What is best practice, what delivers the best performance?
I currently have a query with many LEFT JOINs that fetches a user and all his data, like friends, friend requests, and so on:
SELECT
`user`.`id` AS `user_id`,
`user`.`name` AS `user_name`,
`manager`.`id` AS `manager_id`,
`competition`.`id` AS `manager_competition_id`,
`competition`.`name` AS `manager_competition_name`,
`competition`.`week` AS `manager_competition_week`,
`country`.`id` AS `manager_competition_country_id`,
`country`.`name` AS `manager_competition_country_name`,
`club_template`.`id` AS `manager_club_template_id`,
`club_template`.`name` AS `manager_club_template_name`,
`club`.`id` AS `manager_club_id`,
`club`.`name` AS `manager_club_name`,
`club`.`ready` AS `manager_club_ready`,
`friend`.`friend_id` AS `friend_id`,
`friend_user`.`name` AS `friend_name`
FROM
`users` AS `user`
LEFT JOIN
`managers` AS `manager`
ON
`manager`.`user_id` = `user`.`id`
LEFT JOIN
`competitions` AS `competition`
ON
`competition`.`id` = `manager`.`competition_id`
LEFT JOIN
`countries` AS `country`
ON
`country`.`id` = `competition`.`country_id`
LEFT JOIN
`club_templates` AS `club_template`
ON
`club_template`.`id` = `manager`.`club_template_id`
LEFT JOIN
`clubs` AS `club`
ON
`club`.`id` = `manager`.`club_id`
LEFT JOIN
`friends` AS `friend`
ON
`friend`.`user_id` = `user`.`id`
LEFT JOIN
`users` AS `friend_user`
ON
`friend_user`.`id` = `friend`.`friend_id`
WHERE
`user`.`id` = 1
As you can see, it’s a very big query. My reasoning behind this was that it’s better to have just one query that can be done in one API request, like this…
/api/users/1
…versus a few queries, each in their own API request, like this…
/api/users/1
/api/users/1/friends
/api/users/1/friend_requests
/api/users/1/managers
But now I’m worried, that since it’s become such a huge query that it will actually hurt performance more than to split it up in separate API requests.
What will scale better?
Update
I’ve changed the query to the full query. This is not the final query; I plan to add even more joins (or not, depends on the answer).
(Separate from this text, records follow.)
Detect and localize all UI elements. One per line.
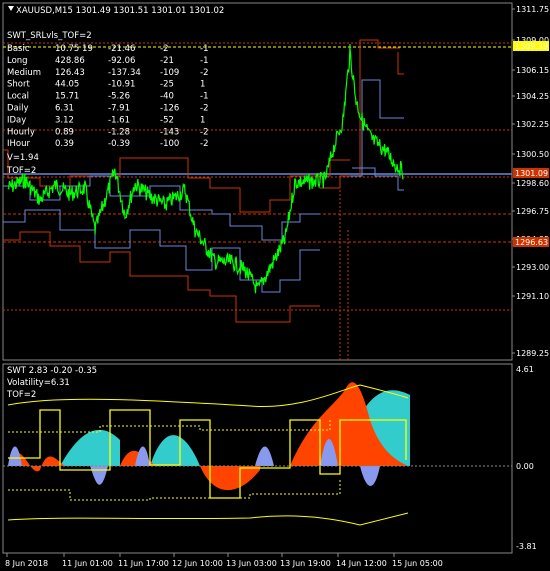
- time-label: 11 Jun 17:00: [118, 559, 169, 568]
- v-value: V=1.94: [7, 153, 39, 163]
- symbol-line: XAUUSD,M15 1301.49 1301.51 1301.01 1301.…: [16, 6, 224, 16]
- stats-cell-b: -7.91: [108, 104, 130, 114]
- trading-chart[interactable]: XAUUSD,M15 1301.49 1301.51 1301.01 1301.…: [0, 0, 550, 571]
- stats-cell-b: -1.61: [108, 115, 130, 125]
- sub-title: SWT 2.83 -0.20 -0.35: [7, 366, 97, 376]
- price-tick: 1291.10: [516, 292, 549, 301]
- price-label-yellow: 1309.39: [515, 42, 548, 51]
- stats-cell-d: -1: [200, 92, 208, 102]
- stats-cell-c: -126: [160, 104, 179, 114]
- price-tick: 1296.75: [516, 207, 549, 216]
- stats-cell-d: -2: [200, 139, 208, 149]
- stats-cell-b: -92.06: [108, 56, 135, 66]
- stats-cell-a: 44.05: [55, 80, 79, 90]
- stats-cell-c: -109: [160, 68, 179, 78]
- stats-cell-d: -1: [200, 56, 208, 66]
- time-label: 14 Jun 12:00: [336, 559, 387, 568]
- stats-cell-c: -52: [160, 115, 174, 125]
- stats-cell-a: 10.75 19: [55, 44, 93, 54]
- stats-cell-d: 1: [200, 115, 205, 125]
- oscillator-area: [8, 382, 410, 491]
- stats-cell-d: -2: [200, 68, 208, 78]
- stats-cell-c: -100: [160, 139, 179, 149]
- stats-cell-label: Daily: [7, 104, 29, 114]
- stats-cell-a: 0.39: [55, 139, 74, 149]
- stats-cell-a: 428.86: [55, 56, 85, 66]
- time-label: 12 Jun 10:00: [172, 559, 223, 568]
- stats-cell-c: -25: [160, 80, 174, 90]
- volatility-label: Volatility=6.31: [7, 378, 70, 388]
- stats-cell-b: -10.91: [108, 80, 135, 90]
- stats-cell-d: 1: [200, 80, 205, 90]
- stats-cell-a: 126.43: [55, 68, 85, 78]
- sub-tick-top: 4.61: [516, 365, 534, 374]
- stats-table: Basic 10.75 19 -21.46 -2 -1 Long 428.86 -92.06 -…: [7, 44, 208, 149]
- time-label: 11 Jun 01:00: [62, 559, 113, 568]
- stats-cell-b: -21.46: [108, 44, 135, 54]
- stats-cell-b: -0.39: [108, 139, 130, 149]
- time-axis: 8 Jun 2018 11 Jun 01:00 11 Jun 17:00 12 Jun…: [5, 553, 443, 568]
- stats-cell-d: -2: [200, 127, 208, 137]
- price-tick: 1298.60: [516, 179, 549, 188]
- stats-cell-c: -143: [160, 127, 179, 137]
- price-tick: 1311.75: [516, 5, 549, 14]
- time-label: 8 Jun 2018: [5, 559, 48, 568]
- stats-cell-label: Basic: [7, 44, 30, 54]
- stats-cell-label: IDay: [7, 115, 26, 125]
- price-tick: 1300.50: [516, 150, 549, 159]
- level-lines: [3, 42, 512, 360]
- stats-cell-b: -137.34: [108, 68, 141, 78]
- stats-cell-b: -5.26: [108, 92, 130, 102]
- stats-cell-b: -1.28: [108, 127, 130, 137]
- price-axis: 1311.751309.001306.151304.251302.251300.…: [512, 5, 549, 358]
- sub-tick-bottom: -3.81: [516, 542, 537, 551]
- dropdown-arrow-icon[interactable]: [8, 6, 14, 11]
- stats-cell-label: Short: [7, 80, 30, 90]
- indicator-name: SWT_SRLvls_TOF=2: [7, 31, 92, 41]
- price-label-support: 1296.63: [515, 238, 548, 247]
- stats-cell-c: -21: [160, 56, 174, 66]
- time-label: 15 Jun 05:00: [392, 559, 443, 568]
- stats-cell-c: -40: [160, 92, 174, 102]
- stats-cell-a: 3.12: [55, 115, 74, 125]
- stats-cell-label: Local: [7, 92, 29, 102]
- time-label: 13 Jun 03:00: [226, 559, 277, 568]
- stats-cell-label: Hourly: [7, 127, 35, 137]
- sub-tick-zero: 0.00: [516, 462, 534, 471]
- stats-cell-label: IHour: [7, 139, 30, 149]
- stats-cell-a: 6.31: [55, 104, 74, 114]
- stats-cell-a: 0.89: [55, 127, 74, 137]
- price-label-current: 1301.09: [515, 169, 548, 178]
- stats-cell-label: Long: [7, 56, 28, 66]
- price-tick: 1306.15: [516, 66, 549, 75]
- stats-cell-label: Medium: [7, 68, 41, 78]
- stats-cell-c: -2: [160, 44, 168, 54]
- tof-value: TOF=2: [6, 166, 36, 176]
- price-tick: 1304.25: [516, 92, 549, 101]
- stats-cell-d: -1: [200, 44, 208, 54]
- stats-cell-d: -2: [200, 104, 208, 114]
- price-tick: 1289.25: [516, 349, 549, 358]
- price-tick: 1302.25: [516, 120, 549, 129]
- sub-tof-label: TOF=2: [6, 390, 36, 400]
- stats-cell-a: 15.71: [55, 92, 79, 102]
- price-tick: 1293.00: [516, 263, 549, 272]
- time-label: 13 Jun 19:00: [280, 559, 331, 568]
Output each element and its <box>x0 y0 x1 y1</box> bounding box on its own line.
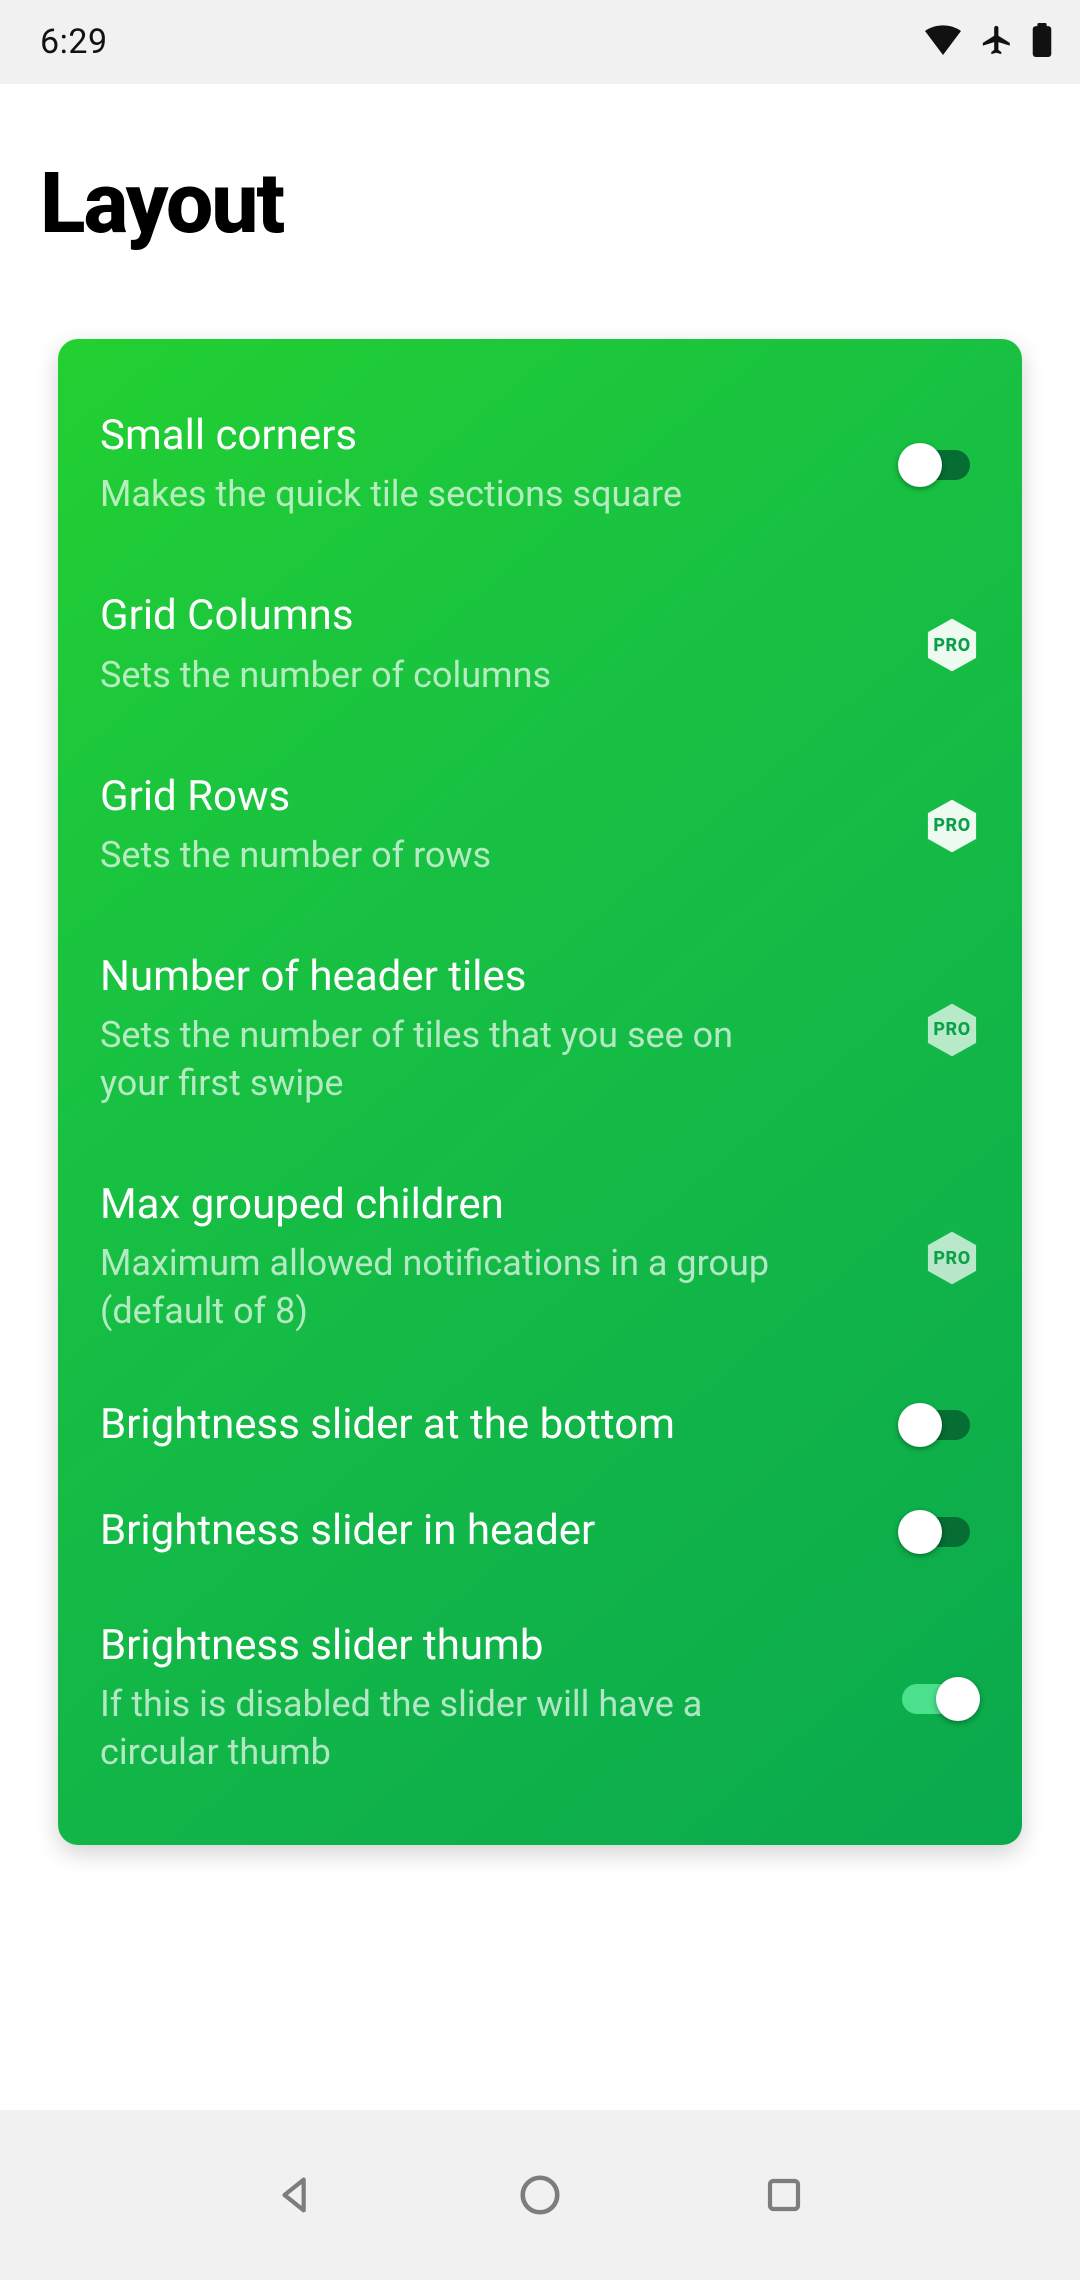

Each table has a PRIMARY KEY on id. All association columns (competition_id, club_id, and so on) have a regular INDEX. The database engine is InnoDB.
Of the two, I would recommend the latter: many niche queries. It gives the caller flexibility to pull back just what they want, and is less likely to silently introduce performance problems (e.g. only one option to retrieve data, so everyone uses it no matter how small a subset of that data they’re actually interested in).
That said, it certainly isn’t immune from performance problems, it just means the caller may be more aware of them by virtue of issuing so many API calls.
You could provide both though. Make it clear from your naming convention that the expensive version pulls back all data and is for use when the user might otherwise need to make, say, 20 – 30 calls to get the full picture.
Examples:
1 – imagine having to get that full user object just to find out the name. Really wasteful. And if done inadvertently in a big loop, a performance trap waiting to happen. Prefer a
getUserName(id)method that just reads that one value back.2 – on the other hand, if you want to display the user’s full profile in a page, then a full
getFullUserProfile(id)is most efficient (1 call rather than 10 – 20).Edit – a further useful example. Anticipate where many values are sought, e.g. rather than force the caller to run
getUserName(id)500 times to get all names for a certain condition (all admin users perhaps?), provide aList<String> getAdminUserNames()which provides all that data in one call.